The Roman people, unhappy with the election of Leo VIII as pope, recalled John XII. John convened a synod which condemned Leo, in which Benedict took part. However, with John's death, the Roman people again rejected Leo, who fled from Rome and joined Otto at Rieti in central Italy. After a violent struggle between rival factions, the Romans elected Benedict instead, who was acclaimed by the city militia. Prior to his coronation as pope, envoys were sent to Otto, informing them of their decision. The emperor rejected their decision out of hand and warned them not to proceed. Returning to Rome, they decided to ignore Otto; Benedict was consecrated bishop and crowned pope on 22 May 964. The Romans swore an oath to Benedict that they would not abandon him and would protect him against Otto.

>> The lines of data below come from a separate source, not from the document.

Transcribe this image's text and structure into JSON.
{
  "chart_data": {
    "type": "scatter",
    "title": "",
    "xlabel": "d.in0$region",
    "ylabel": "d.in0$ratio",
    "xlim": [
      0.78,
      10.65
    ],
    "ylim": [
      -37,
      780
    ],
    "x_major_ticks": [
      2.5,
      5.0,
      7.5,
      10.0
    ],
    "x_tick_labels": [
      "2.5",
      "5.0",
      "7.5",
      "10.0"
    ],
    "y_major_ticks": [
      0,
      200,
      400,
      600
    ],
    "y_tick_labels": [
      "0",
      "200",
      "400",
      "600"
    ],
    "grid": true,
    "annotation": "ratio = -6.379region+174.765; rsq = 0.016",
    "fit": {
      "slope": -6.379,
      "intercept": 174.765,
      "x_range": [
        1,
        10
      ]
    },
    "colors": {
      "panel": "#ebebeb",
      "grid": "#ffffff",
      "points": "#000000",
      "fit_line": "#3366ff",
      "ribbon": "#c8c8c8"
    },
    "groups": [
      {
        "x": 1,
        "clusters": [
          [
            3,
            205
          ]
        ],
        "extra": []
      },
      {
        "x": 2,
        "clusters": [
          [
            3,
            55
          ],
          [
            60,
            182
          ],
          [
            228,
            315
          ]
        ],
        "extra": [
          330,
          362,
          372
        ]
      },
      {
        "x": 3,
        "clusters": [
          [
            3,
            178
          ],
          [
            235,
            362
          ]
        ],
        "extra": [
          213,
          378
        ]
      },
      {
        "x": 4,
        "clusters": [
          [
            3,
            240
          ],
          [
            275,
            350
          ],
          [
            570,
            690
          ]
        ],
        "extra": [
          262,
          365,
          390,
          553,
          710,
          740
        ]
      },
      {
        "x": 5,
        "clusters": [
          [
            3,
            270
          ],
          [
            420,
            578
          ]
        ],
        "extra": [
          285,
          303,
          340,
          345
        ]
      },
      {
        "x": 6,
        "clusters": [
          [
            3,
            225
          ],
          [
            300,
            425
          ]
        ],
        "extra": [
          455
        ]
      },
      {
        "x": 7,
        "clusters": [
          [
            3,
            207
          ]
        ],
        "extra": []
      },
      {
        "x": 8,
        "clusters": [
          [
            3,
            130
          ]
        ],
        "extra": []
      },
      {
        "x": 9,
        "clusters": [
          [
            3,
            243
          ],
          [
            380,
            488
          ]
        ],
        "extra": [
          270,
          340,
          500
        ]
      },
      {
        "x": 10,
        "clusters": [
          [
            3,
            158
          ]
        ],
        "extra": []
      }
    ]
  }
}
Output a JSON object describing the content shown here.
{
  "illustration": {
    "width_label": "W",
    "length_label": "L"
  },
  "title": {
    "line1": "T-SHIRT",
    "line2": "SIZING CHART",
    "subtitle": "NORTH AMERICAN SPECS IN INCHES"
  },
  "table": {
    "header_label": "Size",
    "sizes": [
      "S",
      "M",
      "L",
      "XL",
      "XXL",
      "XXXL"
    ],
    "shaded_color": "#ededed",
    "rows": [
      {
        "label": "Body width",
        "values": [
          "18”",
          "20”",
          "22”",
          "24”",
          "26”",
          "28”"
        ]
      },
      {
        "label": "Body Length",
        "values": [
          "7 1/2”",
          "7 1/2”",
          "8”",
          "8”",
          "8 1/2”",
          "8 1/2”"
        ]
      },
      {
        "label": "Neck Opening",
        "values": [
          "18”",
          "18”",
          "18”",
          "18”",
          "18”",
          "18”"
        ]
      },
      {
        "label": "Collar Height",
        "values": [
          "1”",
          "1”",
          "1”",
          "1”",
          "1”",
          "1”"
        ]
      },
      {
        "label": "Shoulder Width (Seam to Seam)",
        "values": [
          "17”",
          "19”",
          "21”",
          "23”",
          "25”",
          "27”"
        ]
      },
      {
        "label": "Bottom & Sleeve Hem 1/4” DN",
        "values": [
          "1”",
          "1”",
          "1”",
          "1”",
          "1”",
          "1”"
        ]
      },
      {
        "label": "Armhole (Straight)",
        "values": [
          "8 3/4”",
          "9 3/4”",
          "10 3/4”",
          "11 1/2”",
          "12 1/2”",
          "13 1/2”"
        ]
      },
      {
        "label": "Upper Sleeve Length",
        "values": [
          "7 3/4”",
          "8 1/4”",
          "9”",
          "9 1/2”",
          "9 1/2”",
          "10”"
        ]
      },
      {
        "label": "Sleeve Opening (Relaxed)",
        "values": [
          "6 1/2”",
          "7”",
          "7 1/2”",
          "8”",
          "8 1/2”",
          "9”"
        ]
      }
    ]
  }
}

Otto however, upon hearing the news, resolved to restore his candidate as pope. He marched and proceeded to besiege Rome, blockading it so that no one was able to leave the city. The result was famine, as the land around the city was ravaged, and a single modius of bran cost thirty denarii. Although Benedict tried to bolster morale by encouraging the defenders from the walls of the city, as well as threatening to excommunicate the emperor and his army, the Romans soon decided to capitulate. Opening the gates to Otto, they handed Benedict over to him on 23 June 964.
Together with his clerical and lay supporters, and clad in his pontifical robes, Benedict was brought before a synod which Leo had convened. Benedict was asked by the archdeacon how he dared to assume the chair of Saint Peter while Leo was still alive. He was also accused of having broken his oath to the emperor, where he promised never to elect a pope without the emperor's consent. Benedict responded: “If I have sinned, have mercy on me.” Having received a promise from the emperor that his life would be spared if he submitted, Benedict threw himself at Leo's feet and acknowledged his guilt.
The synod revoked his episcopal consecration, his pallium was torn from him, and his pastoral staff was broken over him by Leo. However, through the intercession of Otto, he was allowed to retain the rank of deacon. Otto left Rome sometime after 29 June 964, taking Benedict with him. After some delay, he was taken to Germany in early 965. The ex-Pope was moved to Hamburg and placed under the care of Adaldag, Archbishop of Hamburg-Bremen.
Although he was treated well by Archbishop Adaldag, many others considered him an antipope, and attempted to keep him ostracised.
Death and burial
Benedict died on 4 July 965 and was buried in the cathedral in Hamburg. Then sometime before the year 988, his remains were transferred to Rome, but where they were interred is unknown.